ISLAMABAD: Pakistan is facing a health emergency with diseases rising after flooding inundated a third of the country’s land, the nation’s climate change minister said.
“We are still in the life saving phase after 17 hard weeks,” Sherry Rehman said in an interview to Bloomberg TV. Malaria and other water-based diseases is the next crisis, while women are giving birth in unhygienic conditions, she said. About 21 million are still in acute need of help.
Pakistan received rainfall three times higher than usual in monsoon season causing flash floods across the south Asian country that killed about 1,700 people and affected 33 million, which is more than the population of Australia. The government estimates damages of over $30 billion to the cash-strapped economy. The water has started dropping but thousands of people still live in tents or seek refuge on the highways that are not underwater.
Pakistan has already warned about possible food shortage as millions head back home in the next few months. Floods may push as many as nine million people into poverty, according to World Bank. The United Nations and Pakistan government have jointly appealed for $816 million in aid.
Pakistan’s Prime Minister Shehbaz Sharif and Foreign Minister Bilawal Bhutto Zardari are scheduled to attend the United Nations Climate Change Conference next month to highlight the crisis, said Rehman.
The government is struggling to get doctors into crisis-prone areas, she said. There is a real worry how the government will finish relief for 33 million people, let alone rehabilitate and reconstruct, Rehman added.
The World Bank has also cut its growth forecast for the nation by half to 2 per cent in year started July.
Pakistan contests ratings downgrade by Moody’s
Meanwhile, Pakistan on Friday contested a downgrading of its rating by Moody’s Investors Service, insisting it has adequate reserves and financing to pay back foreign debt despite the worst flooding in its history.
Such downgrades tend to shake the confidence of investors because the action is seen as a warning that Pakistan is more likely to default on its foreign debts.
Pakistan’s angry reaction comes a day after Moody’s revised Pakistan’s sovereign credit rating by one notch to the still-high credit risk status of Caa1 from B3, citing the impoverished nation’s decreasing foreign exchange reserves facing Pakistan’s economy in the bruising aftermath of the deadly floods. The deluge killed 1,700 people, left half a million homeless and cost some $30 billion.
The Finance Ministry in a strongly-worded statement said the “rating action by Moody’s is strongly contested” as it was carried out without consultations with the ministry or the country’s central bank.
The ministry said it was sharing information with Moody’s and is urging the service to reverse the downgrade.
Multiple medical and other risks facing a half-million flood survivors prompted the United Nations to raise it’s demand for humanitarian aid for Pakistan to $816 million from $160 million. The Finance Ministry said it expects more funding from “multilateral and friendly countries’’ during a conference in November.

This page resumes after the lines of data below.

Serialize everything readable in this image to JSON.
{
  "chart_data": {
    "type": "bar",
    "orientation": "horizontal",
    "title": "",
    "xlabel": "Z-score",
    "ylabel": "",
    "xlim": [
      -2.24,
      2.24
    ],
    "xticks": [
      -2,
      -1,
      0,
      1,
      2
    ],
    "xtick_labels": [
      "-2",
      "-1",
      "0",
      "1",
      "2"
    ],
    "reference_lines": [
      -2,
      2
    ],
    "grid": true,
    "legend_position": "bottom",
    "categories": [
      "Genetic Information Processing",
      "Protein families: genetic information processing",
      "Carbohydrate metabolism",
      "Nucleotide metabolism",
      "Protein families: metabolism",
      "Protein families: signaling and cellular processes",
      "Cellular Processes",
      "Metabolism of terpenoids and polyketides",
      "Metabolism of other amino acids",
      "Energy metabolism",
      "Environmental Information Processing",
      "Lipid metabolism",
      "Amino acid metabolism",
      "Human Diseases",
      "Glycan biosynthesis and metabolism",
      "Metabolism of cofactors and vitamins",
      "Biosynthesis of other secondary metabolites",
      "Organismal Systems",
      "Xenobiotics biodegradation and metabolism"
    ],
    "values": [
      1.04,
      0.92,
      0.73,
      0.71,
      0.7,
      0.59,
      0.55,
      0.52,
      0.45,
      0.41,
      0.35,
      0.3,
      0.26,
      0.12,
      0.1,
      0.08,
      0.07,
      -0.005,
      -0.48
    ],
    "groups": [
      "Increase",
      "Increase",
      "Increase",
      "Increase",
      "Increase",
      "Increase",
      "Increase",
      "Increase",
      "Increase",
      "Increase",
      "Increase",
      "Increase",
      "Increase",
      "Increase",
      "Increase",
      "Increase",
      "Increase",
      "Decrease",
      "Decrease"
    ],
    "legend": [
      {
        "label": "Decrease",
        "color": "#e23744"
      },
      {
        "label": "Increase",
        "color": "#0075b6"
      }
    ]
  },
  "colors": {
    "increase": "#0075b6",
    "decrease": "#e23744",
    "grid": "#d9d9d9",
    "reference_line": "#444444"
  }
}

“Consequently,’’ it said, “we expect the external sector to improve further in line with the increase in liquidity’’.
The ministry said that Pakistan is currently under the IMF Programme in an arrangement based on the confirmation and confidence in Pakistan’s ability to maintain fiscal discipline, debt sustainability and the wherewithal to discharge all its domestic and external liabilities.
Pakistan and the IMF signed the $6 billion accord in 2019 and despite receiving a crucial tranche of $1.112 billion weeks ago the country’s economy has badly been hit because of flood-related damages.
However, the statement said Moody’s “worsening near- and medium-term economic outlook’’ did not accurately describe the state of Pakistan’s economy.
Pakistani officials, including the country’s Prime Minister Shehbaz Sharif, in recent weeks have said the record-breaking flooding caused $30 billion in damages to the country. But the ministry said a final assessment of the damages is yet to be finalized in collaboration with World Bank and other partners.